1. Field of the Invention
The present invention relates to a synchronous digital hierarchy system (SDH System), and more particularly to an add/drop cross connection apparatus for an SDH system.
2. Description of the Related Art
Cross-connects are electronic multiport switches for digital traffic and are known in the United States as digital cross-connect switches (DCSs) and as DXCs elsewhere. They are classified as DCS p/q or DXC p/q, where p is the hierarchical order of a port bit rate and q is the hierarchical order of the traffic component that is switched within that port bit rate.
DXC/DCS can occur in two main types. Higher order cross-connects, generally used to route bulk traffic in blocks of nominally 155 MBPS for network provisioning or restoration, and are designated as DXC 4/4. Lower order cross-connects (DXC 4/1, or 1/1) are used for time switching leased lines, consolidation, and service restoration.
In an add/drop cross connection apparatus of an exemplary SDH system, the data supplied from a west or east aggregate unit is divided into lower and the higher order path data. The lower order path data (or lower order virtual container (VC)) may be TU11 (Tributary Unit 11) or TU12 data processed by a TU pointer while the higher order path data (or higher order virtual container) may be AU3 (Administrative Unit 3) or AU4 data and has an AU pointer.

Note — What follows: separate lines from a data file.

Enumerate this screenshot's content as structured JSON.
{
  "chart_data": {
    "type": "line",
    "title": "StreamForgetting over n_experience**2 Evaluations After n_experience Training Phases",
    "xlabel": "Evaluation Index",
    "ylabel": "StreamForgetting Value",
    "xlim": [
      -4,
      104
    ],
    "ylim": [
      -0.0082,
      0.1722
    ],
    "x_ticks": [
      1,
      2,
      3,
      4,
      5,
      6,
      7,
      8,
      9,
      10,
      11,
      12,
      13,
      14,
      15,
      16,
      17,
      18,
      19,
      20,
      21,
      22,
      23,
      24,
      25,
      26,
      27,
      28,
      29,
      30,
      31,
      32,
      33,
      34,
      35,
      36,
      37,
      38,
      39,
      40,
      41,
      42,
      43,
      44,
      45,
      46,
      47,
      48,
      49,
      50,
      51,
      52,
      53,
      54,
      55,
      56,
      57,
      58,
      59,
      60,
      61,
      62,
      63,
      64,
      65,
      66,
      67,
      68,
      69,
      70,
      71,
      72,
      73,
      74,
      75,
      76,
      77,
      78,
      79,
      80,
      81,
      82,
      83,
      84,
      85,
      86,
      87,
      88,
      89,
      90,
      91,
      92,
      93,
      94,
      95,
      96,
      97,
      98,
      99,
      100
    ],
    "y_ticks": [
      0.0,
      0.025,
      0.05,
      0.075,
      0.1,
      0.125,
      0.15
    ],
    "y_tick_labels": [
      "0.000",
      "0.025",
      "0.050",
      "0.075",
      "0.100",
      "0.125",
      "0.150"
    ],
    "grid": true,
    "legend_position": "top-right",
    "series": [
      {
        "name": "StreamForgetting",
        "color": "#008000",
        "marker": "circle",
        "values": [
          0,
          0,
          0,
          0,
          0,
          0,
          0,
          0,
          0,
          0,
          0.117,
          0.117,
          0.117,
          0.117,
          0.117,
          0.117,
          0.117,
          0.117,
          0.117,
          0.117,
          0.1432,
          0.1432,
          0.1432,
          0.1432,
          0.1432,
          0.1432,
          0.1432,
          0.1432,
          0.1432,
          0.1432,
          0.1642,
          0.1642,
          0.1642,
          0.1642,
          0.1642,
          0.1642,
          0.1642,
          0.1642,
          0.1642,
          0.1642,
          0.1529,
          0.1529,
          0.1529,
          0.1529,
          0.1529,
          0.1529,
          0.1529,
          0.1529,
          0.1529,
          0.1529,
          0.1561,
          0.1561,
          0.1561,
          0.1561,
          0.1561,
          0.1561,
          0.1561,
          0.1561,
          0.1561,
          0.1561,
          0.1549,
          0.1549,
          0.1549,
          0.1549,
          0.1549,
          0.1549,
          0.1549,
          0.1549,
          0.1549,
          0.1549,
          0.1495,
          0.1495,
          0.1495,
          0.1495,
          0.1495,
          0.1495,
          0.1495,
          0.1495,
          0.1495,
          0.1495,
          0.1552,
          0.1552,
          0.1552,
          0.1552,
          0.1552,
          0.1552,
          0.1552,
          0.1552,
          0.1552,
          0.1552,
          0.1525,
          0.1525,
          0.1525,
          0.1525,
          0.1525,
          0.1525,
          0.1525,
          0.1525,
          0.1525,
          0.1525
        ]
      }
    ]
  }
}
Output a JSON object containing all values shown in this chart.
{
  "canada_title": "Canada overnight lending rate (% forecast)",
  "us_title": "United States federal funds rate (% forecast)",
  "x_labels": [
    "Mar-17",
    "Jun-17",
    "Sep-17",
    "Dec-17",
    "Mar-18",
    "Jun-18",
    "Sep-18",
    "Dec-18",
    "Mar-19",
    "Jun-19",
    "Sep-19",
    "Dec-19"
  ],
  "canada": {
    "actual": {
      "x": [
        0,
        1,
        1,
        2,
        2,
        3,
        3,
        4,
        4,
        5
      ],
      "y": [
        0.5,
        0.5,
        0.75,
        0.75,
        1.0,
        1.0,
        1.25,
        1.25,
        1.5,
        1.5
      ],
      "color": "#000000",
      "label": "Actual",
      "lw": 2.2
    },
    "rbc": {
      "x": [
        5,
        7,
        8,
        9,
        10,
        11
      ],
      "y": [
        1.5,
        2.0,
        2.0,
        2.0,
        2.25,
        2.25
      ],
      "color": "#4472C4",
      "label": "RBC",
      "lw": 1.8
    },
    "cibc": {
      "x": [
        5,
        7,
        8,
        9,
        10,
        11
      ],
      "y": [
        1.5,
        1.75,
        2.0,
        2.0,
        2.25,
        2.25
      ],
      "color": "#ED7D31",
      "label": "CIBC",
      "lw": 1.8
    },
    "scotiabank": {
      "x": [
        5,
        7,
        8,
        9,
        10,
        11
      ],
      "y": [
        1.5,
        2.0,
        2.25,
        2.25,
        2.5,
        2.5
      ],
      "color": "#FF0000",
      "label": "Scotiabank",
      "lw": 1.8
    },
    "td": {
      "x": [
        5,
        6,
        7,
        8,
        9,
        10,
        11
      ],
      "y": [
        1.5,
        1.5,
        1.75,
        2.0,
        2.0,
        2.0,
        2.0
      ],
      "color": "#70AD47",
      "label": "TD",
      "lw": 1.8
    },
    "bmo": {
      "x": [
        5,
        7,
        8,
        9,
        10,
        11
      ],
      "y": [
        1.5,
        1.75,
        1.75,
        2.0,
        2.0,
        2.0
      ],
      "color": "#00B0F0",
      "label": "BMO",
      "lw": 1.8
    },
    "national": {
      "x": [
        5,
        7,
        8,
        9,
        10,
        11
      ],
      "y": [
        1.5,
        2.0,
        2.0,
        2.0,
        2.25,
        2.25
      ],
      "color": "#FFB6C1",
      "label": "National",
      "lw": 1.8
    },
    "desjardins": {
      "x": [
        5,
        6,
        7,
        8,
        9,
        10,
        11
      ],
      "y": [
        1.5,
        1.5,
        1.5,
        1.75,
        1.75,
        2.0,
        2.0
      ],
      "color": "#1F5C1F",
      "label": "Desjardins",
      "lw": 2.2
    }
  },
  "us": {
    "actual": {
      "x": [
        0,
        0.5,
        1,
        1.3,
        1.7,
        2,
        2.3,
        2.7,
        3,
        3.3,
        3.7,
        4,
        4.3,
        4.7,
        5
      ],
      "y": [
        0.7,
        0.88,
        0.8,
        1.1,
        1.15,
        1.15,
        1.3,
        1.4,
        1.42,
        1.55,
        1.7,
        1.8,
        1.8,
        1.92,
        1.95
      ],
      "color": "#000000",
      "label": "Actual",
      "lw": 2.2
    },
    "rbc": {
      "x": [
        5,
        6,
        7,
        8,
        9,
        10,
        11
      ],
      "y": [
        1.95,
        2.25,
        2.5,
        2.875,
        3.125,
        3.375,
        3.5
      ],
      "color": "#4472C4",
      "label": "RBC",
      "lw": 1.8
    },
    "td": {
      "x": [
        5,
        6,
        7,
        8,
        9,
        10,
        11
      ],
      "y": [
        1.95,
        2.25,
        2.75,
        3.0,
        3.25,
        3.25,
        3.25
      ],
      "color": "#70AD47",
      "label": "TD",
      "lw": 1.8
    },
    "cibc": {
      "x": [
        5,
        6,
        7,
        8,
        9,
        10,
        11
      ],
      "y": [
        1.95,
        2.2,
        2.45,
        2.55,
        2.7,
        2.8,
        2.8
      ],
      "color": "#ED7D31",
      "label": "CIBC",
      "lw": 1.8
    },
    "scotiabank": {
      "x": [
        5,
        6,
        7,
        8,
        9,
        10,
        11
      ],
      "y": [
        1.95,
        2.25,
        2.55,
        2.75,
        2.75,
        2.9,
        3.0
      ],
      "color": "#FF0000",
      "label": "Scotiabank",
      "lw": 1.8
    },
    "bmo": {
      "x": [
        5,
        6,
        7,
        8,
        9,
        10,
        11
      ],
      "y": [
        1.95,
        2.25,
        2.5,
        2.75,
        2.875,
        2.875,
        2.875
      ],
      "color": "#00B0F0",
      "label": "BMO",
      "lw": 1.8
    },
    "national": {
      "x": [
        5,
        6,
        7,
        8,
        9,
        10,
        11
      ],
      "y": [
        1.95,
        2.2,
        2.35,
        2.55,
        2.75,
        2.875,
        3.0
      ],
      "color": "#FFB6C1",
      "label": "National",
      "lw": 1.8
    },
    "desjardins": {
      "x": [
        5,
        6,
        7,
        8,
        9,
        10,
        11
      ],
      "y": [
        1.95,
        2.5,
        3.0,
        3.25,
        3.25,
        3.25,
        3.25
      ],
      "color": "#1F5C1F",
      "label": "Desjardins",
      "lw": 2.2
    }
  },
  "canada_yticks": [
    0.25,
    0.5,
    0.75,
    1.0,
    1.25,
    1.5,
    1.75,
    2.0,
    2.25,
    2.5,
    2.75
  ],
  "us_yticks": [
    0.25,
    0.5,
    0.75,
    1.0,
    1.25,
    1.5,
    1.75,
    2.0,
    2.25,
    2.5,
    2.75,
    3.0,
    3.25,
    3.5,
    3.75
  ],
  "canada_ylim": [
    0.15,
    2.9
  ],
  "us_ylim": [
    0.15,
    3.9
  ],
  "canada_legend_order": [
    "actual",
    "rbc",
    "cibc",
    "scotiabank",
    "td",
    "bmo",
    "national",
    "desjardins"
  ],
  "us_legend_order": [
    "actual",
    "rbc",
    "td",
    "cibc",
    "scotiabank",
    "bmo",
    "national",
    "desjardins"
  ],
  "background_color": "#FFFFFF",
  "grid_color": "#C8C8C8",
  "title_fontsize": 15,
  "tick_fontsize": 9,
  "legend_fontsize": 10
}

The lower order path data supplied from the west or east aggregate unit is matched to the system clock through a multiplex section adaptation circuit and supplied to a higher order path overhead monitor circuit. The higher order path overhead monitor circuits respectively monitors the higher order path overheads of the data respectively supplied from the multiplex section adaptation circuits, which are then delivered to the higher order path connection circuit. The higher order path connection circuit performs the cross connection to the lower order path data by space switching and supplying the lower order path data to the lower order path data processor, which performs the cross connection to the data, aligns the data, and detects and monitors various path overheads. The data processed by the lower order path data processor is delivered to a lower order tributary device.
Meanwhile, the higher order path data supplied from the west or east aggregate unit and supplied to the higher order path overhead monitor circuit is matched to the system clock through the multiplex section adaptation circuit. The higher order path overhead monitor circuit respectively monitors the higher order path overheads of the data respectively supplied from the multiplex section adaptation circuits and delivers the higher order path data to the higher order path connection circuit. The higher order path connection circuit performs the cross connection to the higher order path data by space switching and supplies the higher order path data to a higher order tributary device, which may be a known device such as DS3 (Digital Signal Level 3 of 44.736 MBPS), OC-1 (Optical Carrier supporting a Synchronous Transport Signal, Level 1 of 51.840 MBPS), STM-1 (Synchronous Transport Module, Level 1 of 155.520 MBPS) or STM-4 (Synchronous Transport Module, Level 4 of 622.080 MBPS) equipment. The SDH system is based upon the fundamental STM-1 rate, which is three times the fundamental SONET (Synchronous Optical NETwork) rate. The typical transmission media is defined to be an optical fiber, but the Broadband ISDN specification does define a User-Network Interface (UNI) STM-1 operating over coaxial cables.
In addition, the lower order path data supplied from the lower order tributary device is subjected through the lower order path data processor to the cross connection by time switching and delivered to the higher order path connection circuit. The higher order path connection circuit subjects the input data to cross connection by space switching and then supplies the data via a higher order unequipped generator to the west or east aggregate units. Meanwhile, the higher order path data supplied from the higher order tributary device is subjected through the higher order path connection circuit to cross connection by space switching and delivered through the higher order unequipped generator to the west or east aggregate units.
Hence, such add/drop cross connection apparatus is so complicated as to have one connecting path connecting it to the lower order tributary device and to separately have a second connecting path connecting it to the higher order tributary device.
Incorporated by reference herein are: U.S. Pat. No. 6,094,440 to Toshiki Sugawara et al. entitled Multiplex Type Transmitting Apparatus; U.S. Pat. No. 5,914,952 to Doo Seop Eom et al. entitled Tributary Unit Signal Cross-Connection Apparatus; U.S. Pat. No. 5,799,001 to Dong Choon Lee et al. entitled Composite Network Protective/Recovering Device For Synchronous Digital Hierarchy DXC; U.S. Pat. No. 5,777,998 to Giovanni Traverso et al. entitled Method And Circuit Arrangement For The Realization Of The Higher Path Adaptation/Mapping Function In Synchronous Digital Hierarchy/Optical Network Equipment; U.S. Pat. No. 5,574,717 to Masahito Tomizawa et al. entitled Line Terminating Equipment In SDH Networks, Using Forward Error Correcting Codes; and U.S. Pat. No. 5,555,248 to Eiji Sugawara entitled Tandem Connection Maintenance System.